9 – All Chelsea gallery interns, working for no pay but needing to buy the latest dominatrix heels for the upcoming opening. (On the plus side, poverty breeds rake-like thinness which in turn ensures job security. As the late great Mary Boone used to say, “Eat a donut and get a pink slip.” Oh wait, she isn’t dead. Never mind.)
10 – Chinese pop-realist painters (Mao, McDonalds—we get it.)

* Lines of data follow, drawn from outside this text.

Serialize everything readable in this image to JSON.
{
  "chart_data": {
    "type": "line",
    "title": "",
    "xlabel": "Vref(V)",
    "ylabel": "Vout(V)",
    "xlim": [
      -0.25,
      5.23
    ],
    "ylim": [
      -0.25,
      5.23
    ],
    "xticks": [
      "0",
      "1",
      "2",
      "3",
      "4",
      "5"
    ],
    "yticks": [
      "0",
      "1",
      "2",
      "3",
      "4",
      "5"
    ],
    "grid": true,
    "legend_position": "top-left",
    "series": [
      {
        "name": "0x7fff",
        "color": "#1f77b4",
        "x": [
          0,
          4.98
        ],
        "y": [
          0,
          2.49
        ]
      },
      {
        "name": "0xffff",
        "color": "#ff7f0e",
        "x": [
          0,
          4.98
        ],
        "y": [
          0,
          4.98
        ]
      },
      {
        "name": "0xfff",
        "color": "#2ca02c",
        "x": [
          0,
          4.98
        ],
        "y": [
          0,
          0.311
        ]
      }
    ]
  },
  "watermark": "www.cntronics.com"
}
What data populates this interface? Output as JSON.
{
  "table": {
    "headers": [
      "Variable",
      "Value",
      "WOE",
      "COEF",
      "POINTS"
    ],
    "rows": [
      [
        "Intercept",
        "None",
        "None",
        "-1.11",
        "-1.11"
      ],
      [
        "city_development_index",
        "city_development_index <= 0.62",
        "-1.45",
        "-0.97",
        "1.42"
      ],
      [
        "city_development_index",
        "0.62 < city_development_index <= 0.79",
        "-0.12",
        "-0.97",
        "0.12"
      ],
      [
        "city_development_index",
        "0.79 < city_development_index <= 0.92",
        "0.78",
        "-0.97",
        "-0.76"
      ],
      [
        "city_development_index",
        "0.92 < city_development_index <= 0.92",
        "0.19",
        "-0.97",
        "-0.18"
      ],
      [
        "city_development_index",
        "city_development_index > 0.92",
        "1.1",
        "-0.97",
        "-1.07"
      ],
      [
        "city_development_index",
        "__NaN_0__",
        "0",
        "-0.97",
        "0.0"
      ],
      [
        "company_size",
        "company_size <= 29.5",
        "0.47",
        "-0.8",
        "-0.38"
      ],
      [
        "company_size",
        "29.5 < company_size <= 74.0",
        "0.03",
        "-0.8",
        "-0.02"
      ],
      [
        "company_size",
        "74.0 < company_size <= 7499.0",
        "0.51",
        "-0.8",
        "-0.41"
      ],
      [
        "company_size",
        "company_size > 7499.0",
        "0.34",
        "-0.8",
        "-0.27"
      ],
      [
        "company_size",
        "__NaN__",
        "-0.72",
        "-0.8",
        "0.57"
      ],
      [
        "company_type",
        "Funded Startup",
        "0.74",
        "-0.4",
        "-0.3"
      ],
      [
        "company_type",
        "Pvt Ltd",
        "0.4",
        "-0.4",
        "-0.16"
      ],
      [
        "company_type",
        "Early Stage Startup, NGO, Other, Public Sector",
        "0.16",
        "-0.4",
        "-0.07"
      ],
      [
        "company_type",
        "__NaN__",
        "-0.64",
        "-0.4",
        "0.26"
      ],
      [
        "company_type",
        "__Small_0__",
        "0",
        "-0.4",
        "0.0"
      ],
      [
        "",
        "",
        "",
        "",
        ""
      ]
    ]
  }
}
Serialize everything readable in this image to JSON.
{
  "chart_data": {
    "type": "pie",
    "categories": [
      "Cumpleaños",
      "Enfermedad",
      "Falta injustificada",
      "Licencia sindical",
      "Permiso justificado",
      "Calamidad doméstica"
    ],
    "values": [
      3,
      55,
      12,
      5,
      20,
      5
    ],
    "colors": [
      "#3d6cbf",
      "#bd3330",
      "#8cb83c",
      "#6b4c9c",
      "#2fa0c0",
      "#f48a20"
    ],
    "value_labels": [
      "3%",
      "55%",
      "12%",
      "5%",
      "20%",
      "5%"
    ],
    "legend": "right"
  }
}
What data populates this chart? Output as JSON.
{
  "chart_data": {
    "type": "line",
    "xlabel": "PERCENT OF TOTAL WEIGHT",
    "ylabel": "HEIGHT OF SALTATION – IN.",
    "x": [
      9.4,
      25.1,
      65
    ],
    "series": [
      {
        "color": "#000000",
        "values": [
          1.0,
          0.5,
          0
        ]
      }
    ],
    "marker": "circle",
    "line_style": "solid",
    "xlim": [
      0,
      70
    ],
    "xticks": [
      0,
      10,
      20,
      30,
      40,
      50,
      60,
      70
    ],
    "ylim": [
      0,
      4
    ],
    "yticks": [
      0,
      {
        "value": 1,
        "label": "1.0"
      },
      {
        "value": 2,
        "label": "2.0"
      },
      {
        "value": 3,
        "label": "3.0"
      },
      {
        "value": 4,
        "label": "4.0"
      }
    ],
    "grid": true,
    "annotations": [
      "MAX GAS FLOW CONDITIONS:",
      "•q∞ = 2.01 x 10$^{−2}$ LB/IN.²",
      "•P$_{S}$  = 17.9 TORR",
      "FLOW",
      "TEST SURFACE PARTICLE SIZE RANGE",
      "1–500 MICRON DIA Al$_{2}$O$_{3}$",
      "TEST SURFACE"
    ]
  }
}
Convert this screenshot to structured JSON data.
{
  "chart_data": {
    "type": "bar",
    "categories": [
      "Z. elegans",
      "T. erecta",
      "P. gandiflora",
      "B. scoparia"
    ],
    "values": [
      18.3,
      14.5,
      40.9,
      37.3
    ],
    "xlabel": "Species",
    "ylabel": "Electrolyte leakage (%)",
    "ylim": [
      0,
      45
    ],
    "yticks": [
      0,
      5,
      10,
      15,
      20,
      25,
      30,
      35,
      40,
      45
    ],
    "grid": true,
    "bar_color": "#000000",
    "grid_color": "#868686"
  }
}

11 – Macrame Club of Minsk, Belarus – Established in 1974, Minsk’s once burgeoning club of hard-core macrame artists has dwindled to only two members, both named Ivan. The group achieved world renown when they macramed their club house and then shellacked it as a tribute to the durability of the art form and the greatness of Vladimir Lenin. Unfortunately, the group never counted on the severity of Belarusian winters, which have caused the structure to leak and eventually be condemned by the city. The two Ivans currently gather at a local tea house for monthly meetings to discuss the gossip-plagued world of macrame.
12 – The faceless miners in Sierra Leone who procured the 8,601 diamonds for Damien Hirst’s sparkling skull – they may fear for their lives every day as they work in hazardous work conditions and subsist on less than 1% of the value of a pencil in a Hirst installation, but they sleep well at night knowing that a silly sculpture that represents the pinnacle of the latest gilded age exists.
13 – The anonymous frog that Martin Kippenberger crucified – Remember high school biology class? Well, so did Kippenberger. The frog’s family has contacted PETA and they are still pondering if legal action is the best way to resolve the contentious issue.
14 – Darren Johnson, security guard at the Main Street Art Museum, Mobile, Alabama – When he’s not protecting the posters in the gift shop from shoplifters, Mr. Johnson is attempting to stop visitors from trying on the museum’s rare collection of pre-Civil War slave shackles.
15 – Prison inmates – Considering they are all doing the exact same performance that Tehching Hsieh did in his SoHo cell, and then some, the fact that they didn’t get a MoMA show for it just highlights their failure.
16 -Jesus Christ, because he’s just too old to show at the New Museum.
17 – Candida Home, blind art blogger. While unphased by a ban on photography in many major galleries and museums, Candida disastrously tried to cover the Lakeland Ceramic Fair in Derbyshire, England and caused over £80,000 in damage because of her proclivity to touch the art. She has since been banned from most major art fairs and institutions and is only writing about public art.
18 – Anyone who shows up to a Lower East Side gallery opening non-ironically wearing a button-down shirt and ironed khakis, or eyeglass frames that aren’t from 1983 and gigantic. Pariah!
19 – Rosalind Krauss – we included her on this list because we couldn’t remember who she was and we were too lazy to Google her.
20 – Art critic for the wacky right-wing World Net Daily who floated the idea of McCain inspired art as a weapon against the deluge of Obamart.